A new paper from Stanford University has proposed a nascent method for fooling facial authentication systems in platforms such as dating apps, by using a Generative Adversarial Network (GAN) to create alternative face images that contain the same essential ID information as a real face.
The method successfully bypassed facial verification processes on dating applications Tinder and Bumble, in one case even passing off a gender-swapped (male) face as authentic to the source (female) identity.
According to the author, the work represents the first attempt to bypass facial verification with the use of generated images that have been imbued with specific identity traits, but which attempt to represent an alternate or substantially altered identity.
The technique was tested on a custom local face verification system, and then performed well in black box tests against two dating applications that perform facial verification on user-uploaded images.
The new paper is titled Face Verification Bypass, and comes from Sanjana Sarda, a researcher at the Department of Electrical Engineering at Stanford University.

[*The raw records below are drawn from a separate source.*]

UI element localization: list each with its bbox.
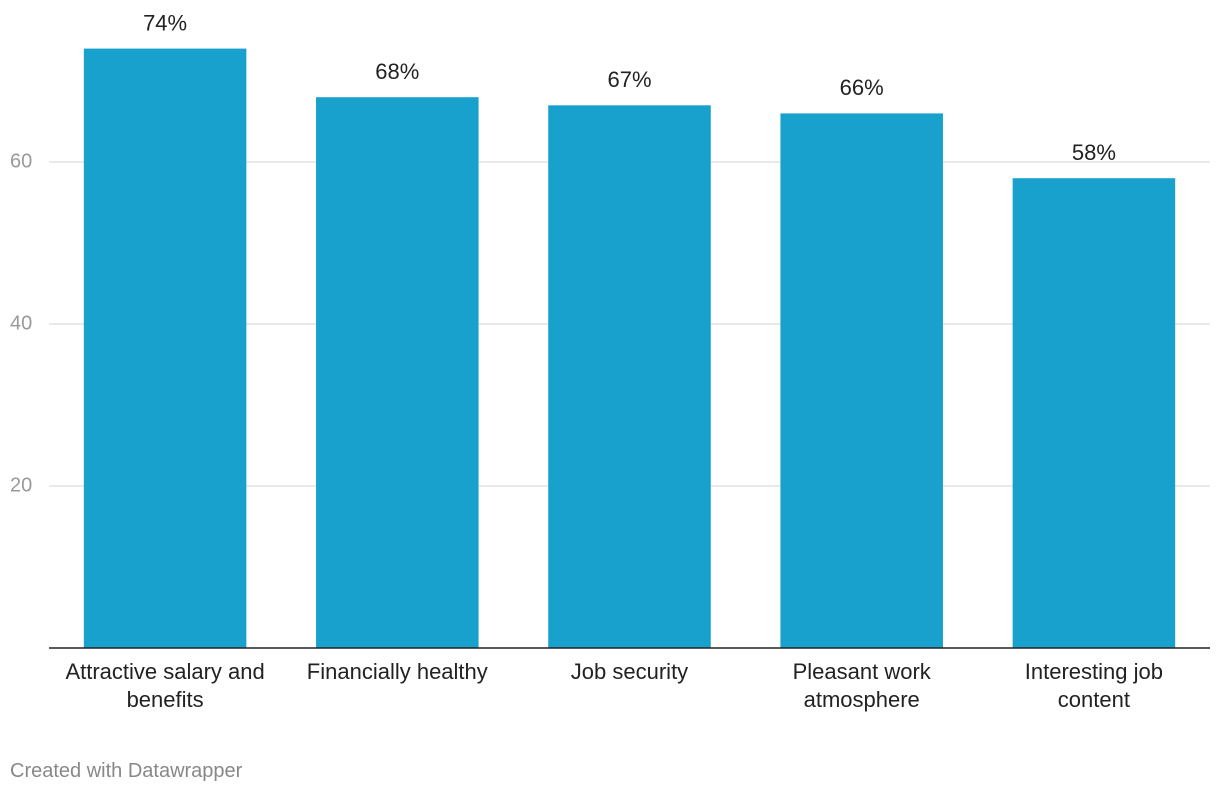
bar	[316, 97, 479, 648]
x-tick-label: Attractive salary and benefits	[65, 659, 265, 712]
y-tick-label: 40	[10, 312, 32, 334]
bar	[83, 48, 247, 649]
bar	[548, 105, 711, 649]
value-label: 58%	[1072, 140, 1116, 165]
x-tick-label: Financially healthy	[306, 659, 488, 684]
value-label: 68%	[375, 59, 419, 84]
footer: Created with Datawrapper	[10, 760, 243, 782]
value-label: 67%	[607, 67, 651, 92]
value-label: 74%	[143, 10, 187, 35]
y-tick-label: 20	[10, 474, 32, 496]
bar	[780, 113, 943, 648]
bar	[1012, 178, 1176, 648]
x-tick-label: Job security	[570, 659, 689, 684]
y-tick-label: 60	[10, 150, 32, 172]
x-tick-label: Interesting job content	[1024, 659, 1163, 712]
x-tick-label: Pleasant work atmosphere	[792, 659, 931, 712]
value-label: 66%	[840, 75, 884, 100]
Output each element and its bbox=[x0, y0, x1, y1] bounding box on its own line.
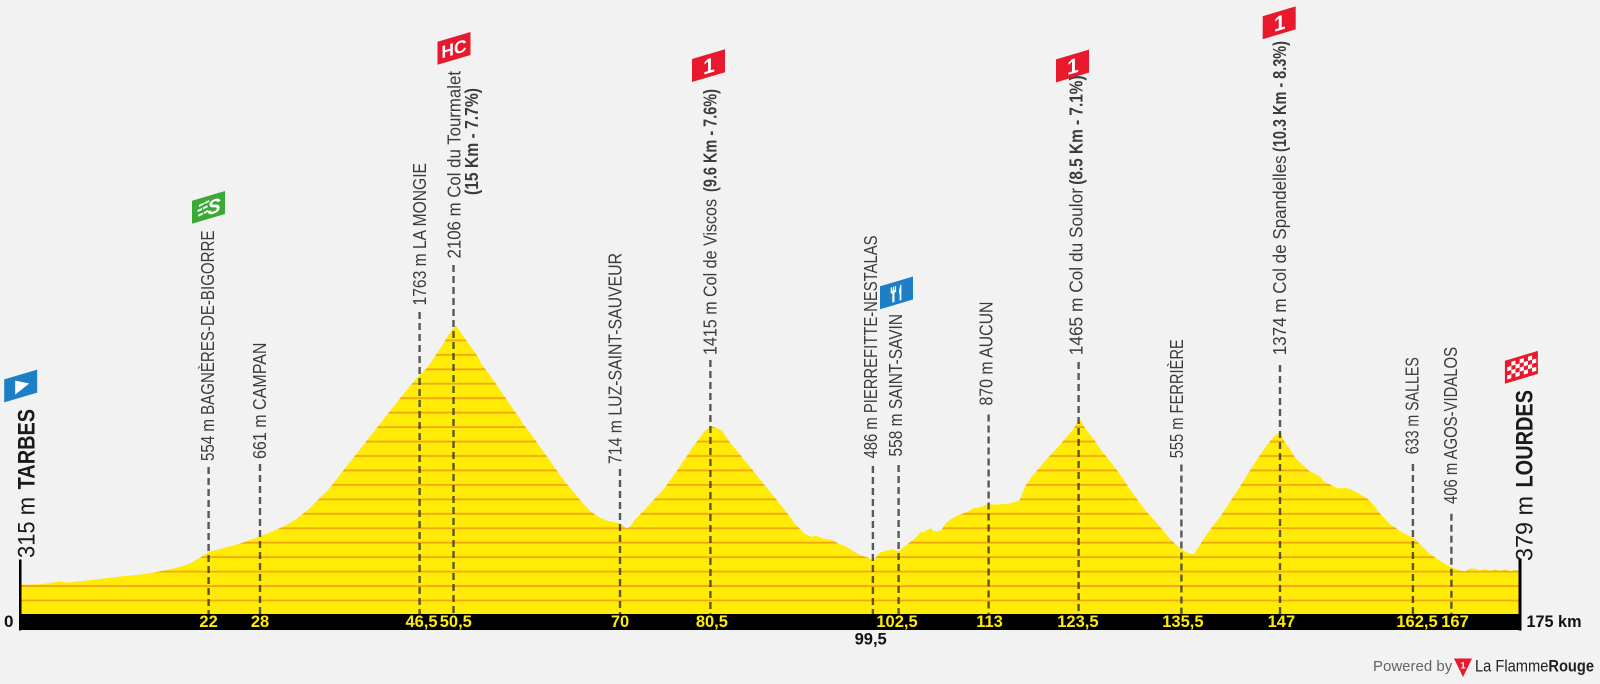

Controlling the Face Space
Though ‘injecting’ ID-specific features (i.e. from faces, road signs, etc.) into crafted images is a staple of adversarial attacks, the new study suggests something different: that the research sector’s growing ability to control the latent space of GANs will eventually enable the development of architectures that can create consistent alternative identities to that of a user – and, effectively, enable the extraction of identity features from web-available images of an unsuspecting user to coopt into a ‘shadow’ crafted identity.
Consistency and navigability have been the primary challenges regarding the latent space of the GAN ever since the inception of Generative Adversarial Networks. A GAN that has successfully assimilated a collection of training images into its latent space provides no easy map to ‘push’ features from one class to another.
While techniques and tools such as Gradient-weighted Class Activation Mapping (Grad-CAM) can help to establish latent directions between the established classes, and enable transformations (see image below), the further challenge of entanglement usually makes for an ‘approximative’ journey, with limited fine control of the transition.
The ability to ‘freeze’ and protect ID-specific features while moving them into transformative encodings elsewhere in the latent space potentially makes it possible to create a consistent (and even animatable) individual whose identity is read by machine systems as someone else.
Method
The author used two datasets as the basis for experiments: a Human User Dataset consisting of 310 images of her face spanning a period of four years, with varying lighting, age, and view angles), with cropped faces extracted via Caffe; and the racially balanced 108,501 images in the FairFace dataset, similarly extracted and cropped.
The local facial verification model was derived from a base implementation of FaceNet and DeepFace, pre-trained on ConvNet Inception, with each image represented by a 128-dimensional vector.
The approach uses face images from a trained subset from FairFace. In order to pass facial verification, the calculated distance caused by an image’s Frobenius norm is offset against the target user in the database. Any image under the threshold of 0.7 equates to the same identity, else verification is considered to have failed.
A StyleGAN model was fine-tuned on the author’s personal dataset, producing a model that would generate recognizable variations of her identity, though none of these generated images were identical to the training data. This was achieved by freezing the first four layers in the discriminator, to avoid overfitting of the data and produce variegated output.
Though diverse images were obtained with the base StyleGAN model, the low resolution and fidelity prompted a second attempt with StarGAN V2, which allows the training of seed images towards a target face.
The StarGAN V2 model was pre-trained over approximately 10 hours using the FairFace validation set, on a batch size of four and a validation size of 8. In the most successful approach, the author’s personal dataset was used as the source with training data as a reference.
Verification Experiments
A facial verification model was constructed based on a subset of 1000 images, with the intention of verifying an arbitrary image from the set. Images that passed verification successfully were subsequently tested against the author’s own ID.
The objective of the experiments was to create as wide a gap as possible between the perceived visual identity while retaining the defining traits of the target identity. This was evaluated with Mahalanobis distance, a metric used in image processing for pattern and template search.
For the baseline generative model, the low-resolution results obtained display limited diversity, despite passing local facial verification. StarGAN V2 proved more capable of creating diverse images that were able to authenticate.
The final three images illustrated above used the author’s own face dataset as both source and reference, while the preceding images used training data as reference and the author’s dataset as source.
The resulting generated images were tested against the facial verification systems of dating apps Bumble and Tinder, with the author’s identity as the baseline, and passed verification. A ‘male’ generation of the author’s face also passed Bumble’s verification process, though the lighting had to be adjusted in the generated image before it was accepted. Tinder did not accept the male version.
Conclusion
These are seminal experiments in identity projection, in the context of GAN latent space manipulation, which remains an extraordinary challenge in image synthesis and deepfake research. Nonetheless, work opens up the concept of embedding highly specific features consistently across diverse identities, and of creating ‘alternate’ identities that ‘read’ as someone else.